For starting kvm in background I use the following options:
kvm -vnc none -monitor unix:/home/jan/VM/vm1/monitor,server,nowait -daemonize
With -vnc none, an internal vnc server is started, but not connected to any port. As I usually don’t access the console, this is fine. If I need console access for some reason, I can connect to kvm using something like ‘nc -U ~/VM/vm1/monitor’ and enter ‘change vnc 127.0.0.1:x’ to bind the vnc server to port x.

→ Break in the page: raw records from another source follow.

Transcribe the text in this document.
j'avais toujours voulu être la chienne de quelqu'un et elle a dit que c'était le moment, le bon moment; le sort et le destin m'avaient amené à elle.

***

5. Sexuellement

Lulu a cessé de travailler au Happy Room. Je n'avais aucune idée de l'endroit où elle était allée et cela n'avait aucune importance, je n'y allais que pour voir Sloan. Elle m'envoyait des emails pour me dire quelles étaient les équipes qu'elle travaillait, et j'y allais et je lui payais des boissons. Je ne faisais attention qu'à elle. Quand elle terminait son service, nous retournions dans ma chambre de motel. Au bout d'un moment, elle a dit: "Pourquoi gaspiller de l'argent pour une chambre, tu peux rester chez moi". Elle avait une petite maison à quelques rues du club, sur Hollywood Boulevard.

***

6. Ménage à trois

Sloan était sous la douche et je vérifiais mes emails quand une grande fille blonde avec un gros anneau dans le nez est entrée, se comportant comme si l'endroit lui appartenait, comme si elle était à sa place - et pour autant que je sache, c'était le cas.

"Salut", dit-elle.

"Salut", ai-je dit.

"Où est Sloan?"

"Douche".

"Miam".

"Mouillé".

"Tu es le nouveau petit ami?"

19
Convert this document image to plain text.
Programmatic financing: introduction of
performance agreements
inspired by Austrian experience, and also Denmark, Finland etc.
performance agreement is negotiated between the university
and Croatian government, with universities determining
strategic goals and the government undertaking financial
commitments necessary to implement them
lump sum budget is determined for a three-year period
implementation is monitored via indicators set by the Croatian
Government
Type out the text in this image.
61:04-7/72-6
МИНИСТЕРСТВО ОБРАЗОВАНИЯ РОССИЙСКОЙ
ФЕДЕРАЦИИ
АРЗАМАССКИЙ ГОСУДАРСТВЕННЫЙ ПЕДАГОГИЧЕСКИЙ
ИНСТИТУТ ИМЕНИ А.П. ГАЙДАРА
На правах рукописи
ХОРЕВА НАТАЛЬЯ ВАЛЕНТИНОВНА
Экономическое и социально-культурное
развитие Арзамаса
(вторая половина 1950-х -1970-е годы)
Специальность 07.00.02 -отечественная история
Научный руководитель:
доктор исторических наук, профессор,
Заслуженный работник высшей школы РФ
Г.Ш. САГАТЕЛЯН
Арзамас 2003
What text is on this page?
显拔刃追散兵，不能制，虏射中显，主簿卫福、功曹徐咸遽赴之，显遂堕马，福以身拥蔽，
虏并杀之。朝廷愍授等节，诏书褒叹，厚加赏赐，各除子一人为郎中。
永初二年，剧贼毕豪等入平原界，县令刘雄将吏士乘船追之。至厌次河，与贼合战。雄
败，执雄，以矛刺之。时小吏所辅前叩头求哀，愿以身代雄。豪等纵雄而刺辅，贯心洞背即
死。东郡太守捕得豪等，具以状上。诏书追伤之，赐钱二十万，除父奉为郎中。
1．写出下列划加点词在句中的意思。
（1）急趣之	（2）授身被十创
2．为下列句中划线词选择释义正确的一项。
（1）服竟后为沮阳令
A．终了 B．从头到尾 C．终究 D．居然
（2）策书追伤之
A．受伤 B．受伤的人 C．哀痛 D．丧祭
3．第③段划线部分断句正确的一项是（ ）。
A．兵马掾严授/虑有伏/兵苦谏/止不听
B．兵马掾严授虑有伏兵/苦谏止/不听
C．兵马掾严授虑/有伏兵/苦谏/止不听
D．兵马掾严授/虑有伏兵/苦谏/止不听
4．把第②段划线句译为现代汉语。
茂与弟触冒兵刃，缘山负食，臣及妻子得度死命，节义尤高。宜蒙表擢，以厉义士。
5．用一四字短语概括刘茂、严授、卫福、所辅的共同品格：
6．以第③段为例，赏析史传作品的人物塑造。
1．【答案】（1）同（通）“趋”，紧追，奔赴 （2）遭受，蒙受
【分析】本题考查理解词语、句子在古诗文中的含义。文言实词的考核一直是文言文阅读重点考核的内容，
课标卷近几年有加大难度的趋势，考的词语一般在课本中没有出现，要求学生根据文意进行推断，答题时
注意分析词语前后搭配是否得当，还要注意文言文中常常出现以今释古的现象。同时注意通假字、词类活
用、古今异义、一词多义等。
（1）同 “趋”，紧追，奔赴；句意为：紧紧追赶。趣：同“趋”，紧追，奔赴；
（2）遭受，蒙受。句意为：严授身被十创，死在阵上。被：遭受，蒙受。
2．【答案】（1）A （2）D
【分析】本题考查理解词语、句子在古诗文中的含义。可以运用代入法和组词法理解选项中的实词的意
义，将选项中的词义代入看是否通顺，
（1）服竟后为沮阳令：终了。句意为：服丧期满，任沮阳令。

To shutdown the vm I can use
echo “system_powerdown” | nc -q 30 -U /home/jan/VM/vm1/monitor
For networking, I prefer a tap device. This seems to be the most flexible option, as I can add it to a software bridge, use routing,
firewalling etc. just like on a physical interface. As I don’t want to run kvm with root privileges, I add a tap interface
in /etc/network/interfaces:
iface tap_jan0 inet manual
tunctl_user jan
up ifconfig $IFACE up
up ip route add 192.168.1.2/32 dev $IFACE
tunctl_user makes this device accessible by an unpriviliged user, so kvm can be run as a normal user. I use the following options:
-net nic,model=virtio,macaddr=02:00:00:00:10:02 -net tap,ifname=tap_jan0,script=no
model=virtio should be faster than the default and is fine when running a moderately recent linux as client OS.
The same is probably true for disk devices, but I didn’t try that, yet:
Instead of using -hda, one can use -drive file=…,index=0,media=disk,if=virtio
The only stability problem I had with this system (host cpu: AMD Athlon(tm) 64 X2 5600+) was that kvm didn’t like frequency scaling on
the host, which I disabled with
devices/system/cpu/cpu0/cpufreq/scaling_governor = performance
in /etc/sysfs.conf.
I should probably find out if this problem is solved by now to gain the power saving advantages of frequency scaling, as I installed the system more than a year ago and didn’t touch these settings since then.
I hope some of these settings are useful to you.
http://womble.decadent.org.uk/blog/kvm-reliability
Ben points out that the problem with recent kernels crashing under KVM on AMD is due to a regression in a security fix and should be fixed soon.
I thought this was an introduction to KVM :p
http://womble.decadent.org.uk/blog/debian-linux-packages-the-big-bang-release
Ben Hutchings has announced that Xen kernel images are now being prepared for Squeeze.
http://etbe.coker.com.au/2010/03/18/maintaining-screen-output/
The above post has some interesting discussion of maintaining screen output, I’ve got one solution and the comments suggest a better option.
Jason White wrote the following in a comment on my maintaining-screen-output post, unfortunately WordPress doesn’t let me move a comment to a different post so I’ll just paste it in:
My earlier attempt to post failed (probably my fault), and I have further
comments to add anyway.
1. http://womble.decadent.org.uk/blog/kvm-reliability
2. Be sure to use the Virtio drivers for the network and block devices:
http://www.linux-kvm.org/page/Virtio
3. Kernel Shared Memory (KSM) may be useful if you plan to run multiple KVM
guests.
You should add OpenVZ to your tests. If you are looking for something that is a middle ground between Xen and chroot, it is fast, mature, and fully supported in Squeeze.